We expect the number of cookies and clicks to split evenly between the control and experimental group (i.e., 50%) because we intend to split our web traffic evenly. Besides, there shouldn’t be any difference click-through-probability, so we expect 0% here. As requested, we check the confidence interval for a 95% two tailed test (i.e., z = 1.96). We are going to determine p_pool and SE_pool:

image alt text
Invariant Metric Observed Value Lower Bound Upper Bound Sanity Check passed?
number of cookies 0.5006 0.4983 0.5030 yes
number of clicks 0.5005 0.4922 0.5087 yes
Difference in click-through-probability 0.0001 -0.0012 0.0013 yes

Result Analysis

Effect Size Tests

  • The rate of gross conversion in our control and experimental group is 0.2189 and 0.1983, respectively. The difference is thus 0.1983 - 0.2189 = -0.0206 (rounded).

  • The rate of net conversion in our control and experimental group is 0.1176 and 0.1127, respectively. The difference is thus 0.1127 - 0.1176 = -0.049 (rounded).

  • For alpha = 0.05 and Z = 1.96 this means:

Metric Practical Significance Observed difference Lower Bound Upper Bound SE_ Pool Result
gross conversion (-)0.01 -0.020555 -0.029123 -0.011986 0.004372 Statistically and practically passed
net conversion (-)0.075 -0.004874 -0.011605 0.0018572 0.003434 Both not passed

Sign Tests

For alpha = 0.05 the results are*:

Metric Sign Test p-Value Statistically Significant?
gross conversion 0.002599 yes
net conversion 0.6776 no

*R was used binom.test(x, n, p = 0.5, alternative = c("two.sided", "less", "greater"), conf.level = 0.95)with n = 23 and x = 4 and 13, respectively.

Summary

As mentioned above, we didn’t use a Bonferroni correction. If we have had used a Bonferroni correction, the likelihood of a type II (false negative) error would have had increased.
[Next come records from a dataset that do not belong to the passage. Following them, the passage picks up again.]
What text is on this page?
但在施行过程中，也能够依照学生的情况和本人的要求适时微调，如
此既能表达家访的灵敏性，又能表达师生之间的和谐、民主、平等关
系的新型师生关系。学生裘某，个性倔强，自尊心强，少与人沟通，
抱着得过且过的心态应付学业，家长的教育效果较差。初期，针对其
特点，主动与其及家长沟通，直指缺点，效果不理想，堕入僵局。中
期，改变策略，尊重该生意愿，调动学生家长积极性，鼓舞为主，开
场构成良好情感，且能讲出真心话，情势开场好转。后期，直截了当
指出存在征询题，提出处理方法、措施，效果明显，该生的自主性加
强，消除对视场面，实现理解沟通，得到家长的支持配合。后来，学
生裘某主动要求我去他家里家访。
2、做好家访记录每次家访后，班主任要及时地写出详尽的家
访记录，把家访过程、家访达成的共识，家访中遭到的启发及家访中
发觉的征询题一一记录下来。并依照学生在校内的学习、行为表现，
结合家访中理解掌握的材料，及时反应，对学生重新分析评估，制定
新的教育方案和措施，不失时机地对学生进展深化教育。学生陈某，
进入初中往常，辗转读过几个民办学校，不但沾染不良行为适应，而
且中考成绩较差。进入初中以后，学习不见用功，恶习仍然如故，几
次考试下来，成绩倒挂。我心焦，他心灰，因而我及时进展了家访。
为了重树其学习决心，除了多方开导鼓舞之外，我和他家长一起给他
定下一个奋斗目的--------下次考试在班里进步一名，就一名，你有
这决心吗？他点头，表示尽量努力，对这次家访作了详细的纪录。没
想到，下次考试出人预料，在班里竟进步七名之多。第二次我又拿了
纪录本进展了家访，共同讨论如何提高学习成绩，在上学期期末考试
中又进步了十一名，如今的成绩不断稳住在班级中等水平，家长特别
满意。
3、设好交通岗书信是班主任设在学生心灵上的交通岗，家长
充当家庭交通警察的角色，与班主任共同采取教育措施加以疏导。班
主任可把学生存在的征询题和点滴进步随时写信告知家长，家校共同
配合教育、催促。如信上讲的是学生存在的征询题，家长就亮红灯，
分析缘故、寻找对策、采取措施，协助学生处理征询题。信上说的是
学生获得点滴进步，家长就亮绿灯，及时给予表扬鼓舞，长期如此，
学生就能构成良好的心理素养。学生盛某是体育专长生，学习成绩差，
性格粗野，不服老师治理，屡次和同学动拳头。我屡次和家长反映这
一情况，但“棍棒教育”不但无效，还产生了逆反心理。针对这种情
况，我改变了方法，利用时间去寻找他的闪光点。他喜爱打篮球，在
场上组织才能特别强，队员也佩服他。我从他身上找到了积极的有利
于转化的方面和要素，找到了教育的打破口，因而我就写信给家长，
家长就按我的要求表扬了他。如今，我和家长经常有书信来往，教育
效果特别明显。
There’s no discrepancy between the effect size hypothesis test and sign test. Both indicate a practical and statistical significance for gross conversion but NOT for net conversion.

Recommendation

The requirement for launching the modal window was that both metrics ought to be significant.

The decrease of gross conversion is indeed practically and statistically significant. However, for net conversion our results are neither statistically nor practically significant. Not statistically, as the confidence interval contains zero. Not practically, as the lower bound of the confidence interval (-0.11605) is below dmin = -0.0075, which bears the risk that net conversion decreases more than our set boundary. Concluding, we are 95% confident that if a modal window is launched, a decrease in enrollment not coupled to an increase in students staying enrolled occurs.

We should thus not launch the modal window – for now.

Follow-Up Experiment

It might be that the modal window somehow created a friction in the gross conversion process or users got intimidated by the time commitment. A new experiment should be conducted which starts after the enrolment. My idea is to show write a follow-up email after subscribing which includes the time commitment and a motivational video (e.g., "this where you can be in a year with just a weekly 5-hour-commitment").

Hypothesis: Users stay longer enrolled (and thus pay) if they receive a motivational video after their enrolment.

  • Unit of diversion: User Id. As soon as, users are enrolled, they are going to be diverted either to the control group or experiment group

  • Invariant metric: Enrollments. As the experiment starts after enrolling, the number of enrollments should not be affected.

  • Evaluation metric: Retention rate. Retention is defined as #payment/#enrollment. As we are interested if more people stay enrolled and thus pay after reading/watching the motivational video, retention rate is an adequate metric.